Photos from across southern Turkey and northern Syria show scenes of devastation and suffering as hopes fade of finding survivors more than four days after Monday’s massive earthquake struck the region.
More than 21,000 people have died in both countries and rescue workers are now racing against time to pull survivors from the rubble of collapsed buildings in freezing winter conditions.
At least 78,124 people were injured across Turkey and Syria, according to authorities.
A UN aid convoy crossed from Turkey into northwestern Syria on Thursday for the first time since the earthquake hit. The six trucks carrying shelter items and Non-Food Items (NFI) drove through the Bab Al Hawa border crossing, according to the United Nations Office for the Coordination of Humanitarian Affairs.
UN Secretary-General António Guterres said he is open to the idea of delivering aid via additional border crossings, other than the Bab al-Hawa, which is the only humanitarian aid corridor approved by the UN between Turkey and rebel-held areas of northern Syria.

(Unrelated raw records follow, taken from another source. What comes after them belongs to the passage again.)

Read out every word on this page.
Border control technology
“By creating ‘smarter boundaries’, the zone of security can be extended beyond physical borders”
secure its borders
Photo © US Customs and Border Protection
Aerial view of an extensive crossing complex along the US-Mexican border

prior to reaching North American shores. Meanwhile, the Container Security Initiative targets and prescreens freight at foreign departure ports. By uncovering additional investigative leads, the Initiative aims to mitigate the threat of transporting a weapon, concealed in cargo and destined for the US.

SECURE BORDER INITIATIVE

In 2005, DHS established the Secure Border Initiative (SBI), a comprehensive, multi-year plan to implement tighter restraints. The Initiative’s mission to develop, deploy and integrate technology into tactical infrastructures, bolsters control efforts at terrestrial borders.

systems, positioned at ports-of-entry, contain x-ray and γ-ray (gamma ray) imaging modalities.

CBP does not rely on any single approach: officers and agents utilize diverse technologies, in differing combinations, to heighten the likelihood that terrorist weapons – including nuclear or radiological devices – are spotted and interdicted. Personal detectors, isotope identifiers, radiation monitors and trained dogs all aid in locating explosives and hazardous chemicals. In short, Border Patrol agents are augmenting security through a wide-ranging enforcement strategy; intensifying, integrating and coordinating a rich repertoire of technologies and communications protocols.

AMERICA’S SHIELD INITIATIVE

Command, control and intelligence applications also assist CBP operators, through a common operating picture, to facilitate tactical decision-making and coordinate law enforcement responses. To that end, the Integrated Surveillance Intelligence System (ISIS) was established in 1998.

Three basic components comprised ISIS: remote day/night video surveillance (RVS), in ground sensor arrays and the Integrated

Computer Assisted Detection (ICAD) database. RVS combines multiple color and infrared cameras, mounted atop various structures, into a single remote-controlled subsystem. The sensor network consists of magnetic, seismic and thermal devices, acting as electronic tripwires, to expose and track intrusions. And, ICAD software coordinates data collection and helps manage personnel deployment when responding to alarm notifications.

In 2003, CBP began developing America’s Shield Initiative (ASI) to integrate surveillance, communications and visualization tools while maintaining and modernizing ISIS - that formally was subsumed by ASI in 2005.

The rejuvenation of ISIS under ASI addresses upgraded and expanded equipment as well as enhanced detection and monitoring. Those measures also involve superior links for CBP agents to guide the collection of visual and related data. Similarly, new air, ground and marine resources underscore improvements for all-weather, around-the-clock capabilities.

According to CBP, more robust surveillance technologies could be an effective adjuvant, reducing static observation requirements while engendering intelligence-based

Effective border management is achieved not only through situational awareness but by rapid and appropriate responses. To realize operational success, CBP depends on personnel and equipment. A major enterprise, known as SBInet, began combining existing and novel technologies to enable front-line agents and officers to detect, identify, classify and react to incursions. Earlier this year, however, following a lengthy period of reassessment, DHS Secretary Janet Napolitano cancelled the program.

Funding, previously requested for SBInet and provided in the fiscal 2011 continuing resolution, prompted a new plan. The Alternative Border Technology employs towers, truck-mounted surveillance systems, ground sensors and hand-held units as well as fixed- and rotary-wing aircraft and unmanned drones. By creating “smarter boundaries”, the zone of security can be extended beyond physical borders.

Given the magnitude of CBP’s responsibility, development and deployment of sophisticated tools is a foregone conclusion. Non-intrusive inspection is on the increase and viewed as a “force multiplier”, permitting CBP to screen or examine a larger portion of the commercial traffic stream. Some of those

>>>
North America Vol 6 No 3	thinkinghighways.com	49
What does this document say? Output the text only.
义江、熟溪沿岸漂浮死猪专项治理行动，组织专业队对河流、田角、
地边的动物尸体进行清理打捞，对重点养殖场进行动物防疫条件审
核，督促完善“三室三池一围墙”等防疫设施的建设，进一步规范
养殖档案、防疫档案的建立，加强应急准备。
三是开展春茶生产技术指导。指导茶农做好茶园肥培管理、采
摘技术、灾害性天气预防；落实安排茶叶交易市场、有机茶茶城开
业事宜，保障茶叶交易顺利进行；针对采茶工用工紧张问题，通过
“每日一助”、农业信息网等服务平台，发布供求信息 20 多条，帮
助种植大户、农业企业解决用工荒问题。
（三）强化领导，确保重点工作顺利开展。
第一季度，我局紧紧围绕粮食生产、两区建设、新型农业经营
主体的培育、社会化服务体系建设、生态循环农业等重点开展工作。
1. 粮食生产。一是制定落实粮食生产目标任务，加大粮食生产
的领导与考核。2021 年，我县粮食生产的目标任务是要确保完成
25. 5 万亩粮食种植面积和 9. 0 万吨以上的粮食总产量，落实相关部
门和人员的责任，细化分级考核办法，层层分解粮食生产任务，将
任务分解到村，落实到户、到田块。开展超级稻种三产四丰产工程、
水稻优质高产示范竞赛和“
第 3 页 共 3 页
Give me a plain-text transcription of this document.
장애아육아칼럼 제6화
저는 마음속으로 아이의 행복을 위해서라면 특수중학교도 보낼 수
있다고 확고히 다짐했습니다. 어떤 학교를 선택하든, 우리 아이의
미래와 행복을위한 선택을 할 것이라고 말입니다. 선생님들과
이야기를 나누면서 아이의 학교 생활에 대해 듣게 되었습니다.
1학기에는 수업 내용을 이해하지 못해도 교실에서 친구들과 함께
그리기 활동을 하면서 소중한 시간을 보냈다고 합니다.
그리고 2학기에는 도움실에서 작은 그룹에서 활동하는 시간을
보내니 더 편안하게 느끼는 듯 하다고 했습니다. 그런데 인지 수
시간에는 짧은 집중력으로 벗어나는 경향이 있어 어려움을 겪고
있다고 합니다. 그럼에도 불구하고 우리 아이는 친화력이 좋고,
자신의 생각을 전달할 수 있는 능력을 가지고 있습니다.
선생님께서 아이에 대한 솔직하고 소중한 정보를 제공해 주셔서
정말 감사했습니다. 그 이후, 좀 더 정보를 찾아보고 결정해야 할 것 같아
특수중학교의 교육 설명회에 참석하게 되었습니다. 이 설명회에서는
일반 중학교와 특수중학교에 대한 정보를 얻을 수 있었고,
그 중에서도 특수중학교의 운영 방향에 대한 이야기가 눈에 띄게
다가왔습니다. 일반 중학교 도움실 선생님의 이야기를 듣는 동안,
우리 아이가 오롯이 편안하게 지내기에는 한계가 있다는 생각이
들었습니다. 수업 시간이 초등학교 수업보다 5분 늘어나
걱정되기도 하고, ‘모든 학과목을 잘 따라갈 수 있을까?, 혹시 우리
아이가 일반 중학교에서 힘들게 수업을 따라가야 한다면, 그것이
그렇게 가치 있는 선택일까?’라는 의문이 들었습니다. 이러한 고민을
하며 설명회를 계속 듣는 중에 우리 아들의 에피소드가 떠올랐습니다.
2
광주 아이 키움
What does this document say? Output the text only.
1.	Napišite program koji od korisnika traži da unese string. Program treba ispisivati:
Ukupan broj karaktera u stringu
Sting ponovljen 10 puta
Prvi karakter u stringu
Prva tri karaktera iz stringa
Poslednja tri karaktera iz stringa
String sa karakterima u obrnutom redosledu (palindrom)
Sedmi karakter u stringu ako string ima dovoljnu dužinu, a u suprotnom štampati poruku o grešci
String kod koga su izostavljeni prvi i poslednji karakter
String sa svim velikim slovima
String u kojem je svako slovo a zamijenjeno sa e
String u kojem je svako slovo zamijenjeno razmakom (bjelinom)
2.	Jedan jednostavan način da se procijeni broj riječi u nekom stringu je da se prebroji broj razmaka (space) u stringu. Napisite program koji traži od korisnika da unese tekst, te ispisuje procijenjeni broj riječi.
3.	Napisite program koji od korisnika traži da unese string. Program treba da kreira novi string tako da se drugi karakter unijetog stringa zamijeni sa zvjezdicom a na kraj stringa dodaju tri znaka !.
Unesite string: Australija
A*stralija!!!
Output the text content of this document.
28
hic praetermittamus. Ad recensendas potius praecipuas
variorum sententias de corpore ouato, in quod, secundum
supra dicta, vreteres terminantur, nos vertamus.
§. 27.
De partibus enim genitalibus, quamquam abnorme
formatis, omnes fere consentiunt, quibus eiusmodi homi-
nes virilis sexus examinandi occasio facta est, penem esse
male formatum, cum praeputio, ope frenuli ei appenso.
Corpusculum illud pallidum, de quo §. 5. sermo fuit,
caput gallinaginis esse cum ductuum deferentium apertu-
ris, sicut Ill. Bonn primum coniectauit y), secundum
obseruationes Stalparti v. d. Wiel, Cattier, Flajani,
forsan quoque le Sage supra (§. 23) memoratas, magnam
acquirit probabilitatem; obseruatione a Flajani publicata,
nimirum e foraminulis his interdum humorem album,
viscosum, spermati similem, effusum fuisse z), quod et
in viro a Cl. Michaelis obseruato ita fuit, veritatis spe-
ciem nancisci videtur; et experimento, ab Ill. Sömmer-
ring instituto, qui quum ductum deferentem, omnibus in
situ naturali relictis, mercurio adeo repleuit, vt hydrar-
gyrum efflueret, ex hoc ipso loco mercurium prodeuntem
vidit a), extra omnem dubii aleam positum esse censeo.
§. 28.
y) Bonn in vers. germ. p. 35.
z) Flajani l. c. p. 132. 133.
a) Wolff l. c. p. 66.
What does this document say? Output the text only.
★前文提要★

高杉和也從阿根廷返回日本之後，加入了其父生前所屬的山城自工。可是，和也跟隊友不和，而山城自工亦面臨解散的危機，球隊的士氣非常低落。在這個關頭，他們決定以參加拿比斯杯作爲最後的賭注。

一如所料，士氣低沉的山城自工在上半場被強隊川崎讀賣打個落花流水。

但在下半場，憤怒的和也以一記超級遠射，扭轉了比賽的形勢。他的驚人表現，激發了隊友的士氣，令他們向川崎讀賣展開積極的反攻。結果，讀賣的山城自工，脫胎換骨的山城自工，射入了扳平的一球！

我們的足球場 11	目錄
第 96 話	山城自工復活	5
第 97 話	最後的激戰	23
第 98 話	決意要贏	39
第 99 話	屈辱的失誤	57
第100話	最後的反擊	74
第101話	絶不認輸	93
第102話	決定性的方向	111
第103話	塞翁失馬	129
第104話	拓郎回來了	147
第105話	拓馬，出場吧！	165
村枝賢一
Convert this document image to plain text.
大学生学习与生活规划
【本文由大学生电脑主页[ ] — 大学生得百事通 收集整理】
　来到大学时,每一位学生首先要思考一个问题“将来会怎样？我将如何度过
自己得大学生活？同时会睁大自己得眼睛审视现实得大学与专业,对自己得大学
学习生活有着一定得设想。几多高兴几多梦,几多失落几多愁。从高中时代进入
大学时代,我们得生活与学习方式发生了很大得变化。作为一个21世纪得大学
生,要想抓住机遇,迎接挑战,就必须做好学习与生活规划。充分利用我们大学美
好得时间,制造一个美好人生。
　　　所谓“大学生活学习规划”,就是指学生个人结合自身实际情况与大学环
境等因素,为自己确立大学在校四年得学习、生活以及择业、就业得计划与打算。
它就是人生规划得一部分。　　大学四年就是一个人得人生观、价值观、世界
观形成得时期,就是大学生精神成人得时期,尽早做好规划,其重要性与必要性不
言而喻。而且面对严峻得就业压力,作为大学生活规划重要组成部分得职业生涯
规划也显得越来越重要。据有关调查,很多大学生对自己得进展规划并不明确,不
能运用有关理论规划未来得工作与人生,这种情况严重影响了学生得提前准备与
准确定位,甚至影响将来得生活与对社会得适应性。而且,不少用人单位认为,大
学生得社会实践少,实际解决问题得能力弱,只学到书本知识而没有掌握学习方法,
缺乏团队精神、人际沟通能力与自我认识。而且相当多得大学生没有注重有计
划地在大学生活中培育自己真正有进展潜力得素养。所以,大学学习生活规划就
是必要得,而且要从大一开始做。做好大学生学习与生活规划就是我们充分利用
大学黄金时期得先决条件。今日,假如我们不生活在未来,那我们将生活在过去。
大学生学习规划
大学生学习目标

In Syria, the earthquake’s devastation heaps misery on top of an existing humanitarian crisis resulting from a more than decade-long civil war. Millions living in northwest Syria, much of which is controlled by anti-government rebels, were already suffering from the effects of extreme poverty and a cholera outbreak when the quake hit.
Now many are fending for themselves, as many Western nations have refused to send aid directly to the Syrian regime, which is under US and EU sanctions.
The Syria Civil Defense, known as the White Helmets, has warned that the hope of finding survivors is fading inside the country.
Moussa Zidanea volunteer with the group told CNN on Thursday that in the aftermath of the quakes, “tens of thousands of families are currently homeless all over northwest Syria.”
The cold weather is adding to the catastrophe, he said, as rescue teams struggle to extract people from under the rubble.
In the rebel-held Idlib governorate, a man told AFPTV on Thursday he had been digging through rubble with his hands as he searched for 30 relatives in the village of Besnaya.
Malik Ibrahim, 40, said he had retrieved 10 bodies, after searching for two days without sleep.
“It’s ineffable, words fail me, it’s tragic,” he said. “The whole family is gone, and all our memories are buried with them.”